Friday, January 6, 2017

Review: 'The Train Kept A-Rollin’: How the Train Song Changed the Face of Popular Music'


From time to time I receive a piece of media that I didn’t specifically request to review. Whether or not I review such items depends on my availability and interest. At the moment, my schedule is pretty packed, and I’ve never been particularly fascinated by trains, so I didn’t think I’d crack Spencer Vignes’s recent book The Train Kept A-Rollin’: How the Train Song Changed the Face of Popular Music. Then I started thumbing through it. “Mystery Train”. “Waterloos Sunset”. “Down in the Tube Station at Midnight”. “Last Train to Clarksville”. “Midnight Special”. “White Room”. “The Locomotion”. “The Last of the Steam Powered Trains”. “Folsom Prison Blues”. The book’s title song. Huh. As it turns out, a lot of my favorite songs deal with trains, which got me wondering why so many great songs are train-centric. So I decided to take Vignes’s ride.

As it turns out, there’s no definitive answer to the essential question The Train Kept A-Rollin’ raises. Trains are mysterious because they whisk our loved ones off to undisclosed destinations. Musicians dig trains because trains take them to gigs or serve as quiet places to write songs. Poor blues and folk artists found work on railway lines. Several British pop artists have engaged in the UK tradition of trainspotting. All are posed as possible reasons the train is second only to the car as the preferred pop conveyance.

This lack of a definitive conclusion is natural considering that Vignes does so little editorializing and consults such a wide variety of sources to break through the mystique of train songs. The author’s interviewees are just as much of an enticement to read The Train Kept A-Rollin’ as the songs he discusses are. Ray Davies, “Clarksville” so-writer Bobby Hart, Ian Anderson, T.V. Smith, Robyn Hitchcock, Bryan Ferry, Chris Difford, and “White Room” co-writer Pete Brown make up a small sampling of the brains Vignes picks. The author also doesn’t limit his pages to train songs. He dallies with train-themed album covers, music videos, on-stage films, and model train collectors in the pop world.

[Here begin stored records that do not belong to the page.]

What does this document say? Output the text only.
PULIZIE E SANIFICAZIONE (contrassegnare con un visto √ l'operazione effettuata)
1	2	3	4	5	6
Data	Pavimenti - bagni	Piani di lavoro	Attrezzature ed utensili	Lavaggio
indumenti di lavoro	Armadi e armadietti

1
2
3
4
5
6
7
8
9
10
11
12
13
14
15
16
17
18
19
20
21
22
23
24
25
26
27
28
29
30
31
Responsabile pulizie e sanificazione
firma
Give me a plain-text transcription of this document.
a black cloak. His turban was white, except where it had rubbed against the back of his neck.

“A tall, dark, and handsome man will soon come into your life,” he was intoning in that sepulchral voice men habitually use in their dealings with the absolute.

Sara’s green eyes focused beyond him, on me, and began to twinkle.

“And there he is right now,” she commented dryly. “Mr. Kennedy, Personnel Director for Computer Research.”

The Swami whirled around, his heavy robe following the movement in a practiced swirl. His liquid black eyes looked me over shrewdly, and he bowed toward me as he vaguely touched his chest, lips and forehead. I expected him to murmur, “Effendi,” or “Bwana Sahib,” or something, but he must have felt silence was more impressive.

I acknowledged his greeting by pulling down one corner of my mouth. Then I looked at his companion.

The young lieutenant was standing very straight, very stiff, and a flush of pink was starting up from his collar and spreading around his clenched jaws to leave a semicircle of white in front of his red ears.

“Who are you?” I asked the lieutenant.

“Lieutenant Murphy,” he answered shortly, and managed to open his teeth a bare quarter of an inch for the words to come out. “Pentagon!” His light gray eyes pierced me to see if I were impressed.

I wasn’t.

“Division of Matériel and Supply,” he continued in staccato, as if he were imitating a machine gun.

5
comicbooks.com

Yet the absence of a few of my personal favorite train songs that would have brought a few more angles to the story—particularly The Beach Boys “Cabin-Essence”, which could have introduced a few paragraphs on how railroads disrupted the American landscape and The Who’s “A Quick One While He’s Away”, which addresses the less savory things that might take place on trains—left me feeling as though The Train Kept A-Rollin’ still isn’t quite the ultimate train-song book. Nevertheless, the book chugs out a long-enough line of great songs and artists to satisfy both train freaks and train-ambivalent freaks such as myself.